I assume you don't know how many names are in each list - it will keep going down each list until it encounters a blank cell.
// Load the Excel app
Microsoft.Office.Interop.Excel.Application xlApp = new Microsoft.Office.Interop.Excel.Application();
// Open the workbook
var xlWorkbook = xlApp.Workbooks.Open("XLTEST.xlsx");
// Delcare the sheets and locations to look for names
Dictionary<string, Tuple<int, int>> worksheets = new Dictionary<string, Tuple<int, int>>()
{
// Declare the name of the sheets to look in and the 1 base X,Y index of where to start looking for names on each sheet (i.e. 1,1, = A1)

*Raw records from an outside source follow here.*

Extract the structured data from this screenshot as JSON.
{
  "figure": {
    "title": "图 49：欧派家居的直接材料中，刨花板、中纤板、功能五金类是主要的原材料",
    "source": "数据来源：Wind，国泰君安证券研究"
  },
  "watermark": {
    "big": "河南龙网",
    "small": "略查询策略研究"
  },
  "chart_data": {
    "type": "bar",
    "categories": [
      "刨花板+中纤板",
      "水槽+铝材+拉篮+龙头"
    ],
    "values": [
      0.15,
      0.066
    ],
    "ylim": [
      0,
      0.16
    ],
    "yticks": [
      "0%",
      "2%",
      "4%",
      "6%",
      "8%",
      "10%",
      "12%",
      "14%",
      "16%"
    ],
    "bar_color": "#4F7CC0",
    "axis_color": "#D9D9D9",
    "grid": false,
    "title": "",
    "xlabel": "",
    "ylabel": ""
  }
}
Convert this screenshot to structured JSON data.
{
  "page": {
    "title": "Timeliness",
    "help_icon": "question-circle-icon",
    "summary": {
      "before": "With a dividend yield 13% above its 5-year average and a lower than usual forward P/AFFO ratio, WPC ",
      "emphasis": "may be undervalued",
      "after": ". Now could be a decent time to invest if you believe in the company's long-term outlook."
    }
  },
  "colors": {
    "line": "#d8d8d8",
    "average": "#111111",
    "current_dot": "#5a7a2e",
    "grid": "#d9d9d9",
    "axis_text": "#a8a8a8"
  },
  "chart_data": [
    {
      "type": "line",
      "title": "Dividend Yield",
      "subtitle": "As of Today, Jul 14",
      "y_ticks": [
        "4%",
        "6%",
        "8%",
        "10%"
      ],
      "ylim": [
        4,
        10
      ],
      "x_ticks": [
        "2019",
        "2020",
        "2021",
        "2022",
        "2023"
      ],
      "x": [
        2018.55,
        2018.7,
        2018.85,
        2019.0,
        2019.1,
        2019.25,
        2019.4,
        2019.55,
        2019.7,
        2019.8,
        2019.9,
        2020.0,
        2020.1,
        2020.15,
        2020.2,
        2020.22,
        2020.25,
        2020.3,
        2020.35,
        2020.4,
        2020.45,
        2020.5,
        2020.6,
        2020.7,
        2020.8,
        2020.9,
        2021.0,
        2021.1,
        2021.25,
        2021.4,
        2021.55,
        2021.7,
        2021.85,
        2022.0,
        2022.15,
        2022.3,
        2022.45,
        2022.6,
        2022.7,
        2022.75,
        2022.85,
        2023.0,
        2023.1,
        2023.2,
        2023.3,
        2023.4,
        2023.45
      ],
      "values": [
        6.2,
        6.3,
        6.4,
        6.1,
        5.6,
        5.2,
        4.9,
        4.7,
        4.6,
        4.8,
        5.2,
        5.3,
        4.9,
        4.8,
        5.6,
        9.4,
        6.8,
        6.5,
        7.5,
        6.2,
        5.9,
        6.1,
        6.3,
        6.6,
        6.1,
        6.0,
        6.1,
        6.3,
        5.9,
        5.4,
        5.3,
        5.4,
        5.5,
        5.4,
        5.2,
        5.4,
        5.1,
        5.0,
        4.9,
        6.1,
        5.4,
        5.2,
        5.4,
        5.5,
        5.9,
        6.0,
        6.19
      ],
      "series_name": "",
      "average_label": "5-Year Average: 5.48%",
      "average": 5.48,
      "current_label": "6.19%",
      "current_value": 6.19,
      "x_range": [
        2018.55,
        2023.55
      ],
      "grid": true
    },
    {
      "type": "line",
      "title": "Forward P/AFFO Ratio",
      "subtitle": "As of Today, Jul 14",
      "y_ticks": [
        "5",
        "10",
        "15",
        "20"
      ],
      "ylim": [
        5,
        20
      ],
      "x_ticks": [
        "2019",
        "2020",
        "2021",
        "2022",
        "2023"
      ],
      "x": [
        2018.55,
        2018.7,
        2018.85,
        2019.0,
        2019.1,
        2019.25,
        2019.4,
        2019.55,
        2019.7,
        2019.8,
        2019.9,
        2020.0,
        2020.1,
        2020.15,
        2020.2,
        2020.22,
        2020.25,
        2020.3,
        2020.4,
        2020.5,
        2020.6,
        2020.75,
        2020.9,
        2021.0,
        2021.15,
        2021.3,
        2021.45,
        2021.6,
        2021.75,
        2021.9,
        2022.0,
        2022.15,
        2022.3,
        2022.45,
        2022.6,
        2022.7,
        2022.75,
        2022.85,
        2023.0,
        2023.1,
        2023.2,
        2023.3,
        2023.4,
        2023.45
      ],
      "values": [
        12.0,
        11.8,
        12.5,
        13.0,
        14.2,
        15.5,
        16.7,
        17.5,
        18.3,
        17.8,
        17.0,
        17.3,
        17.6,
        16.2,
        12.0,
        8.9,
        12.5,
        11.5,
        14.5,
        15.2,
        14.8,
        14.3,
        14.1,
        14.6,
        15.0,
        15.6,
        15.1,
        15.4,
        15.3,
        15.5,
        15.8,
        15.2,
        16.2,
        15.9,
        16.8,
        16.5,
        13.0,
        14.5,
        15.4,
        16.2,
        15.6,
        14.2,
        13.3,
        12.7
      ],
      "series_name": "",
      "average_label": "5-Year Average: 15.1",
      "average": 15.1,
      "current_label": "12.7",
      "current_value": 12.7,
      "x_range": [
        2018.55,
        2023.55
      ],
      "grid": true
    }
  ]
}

{ "Sheet1", new Tuple<int, int>(1, 1) },
{ "Sheet2", new Tuple<int, int>(2, 3) },
{ "Sheet3", new Tuple<int, int>(4, 5) },
{ "Sheet4", new Tuple<int, int>(2, 3) },
};
// List to keep track of all names in all sheets
List<string> names = new List<string>();
// Iterate over every sheet we need to look at
foreach(var worksheet in worksheets)
{
string workSheetName = worksheet.Key;
// Get this excel worksheet object
var xlWorksheet = (Microsoft.Office.Interop.Excel.Worksheet)xlWorkbook.Worksheets[workSheetName];
// Get the 1 based X,Y cell index
int row = worksheet.Value.Item1;
int column = worksheet.Value.Item2;
// Get the string contained in this cell
string name = (string)(xlWorksheet.Cells[row, column] as Microsoft.Office.Interop.Excel.Range).Value;
// name is null when the cell is empty - stop looking in this sheet and move on to the next one
while(name != null)
{
// Add the current name to the list
names.Add(name);
// Get the next name in the cell below this one
name = (string)(xlWorksheet.Cells[++row, column] as Microsoft.Office.Interop.Excel.Range).Value;
}
}
// Compare the number of names to the number of unique names
if (names.Count() != names.Distinct().Count())
{
// You have duplicate names!
}
You can use .Range to define multiple cells (ie, .Range["A1", "F500"])
https://msdn.microsoft.com/en-us/library/microsoft.office.tools.excel.worksheet.range.aspx
You can then use .get_Value to get the contents/values of all cells in that Range. According to dotnetperls.com get_Value() is much faster than get_Range() (see 'Performance' section). Using the combo of multiple ranges + get_value will definitely perform better of lots of single range calls using get_range.
https://msdn.microsoft.com/en-us/library/microsoft.office.tools.excel.namedrange.get_value(v=vs.120).aspx
I store them in the an Object Array.
(object[,])yourexcelRange.get_Value(Excel.XlRangeValueDataType.xlRangeValueDefault);
From there you can write your own comparison method to compare multiple arrays. One quirk is that doing this returns a 1-indexed array, instead of a standard 0-based index.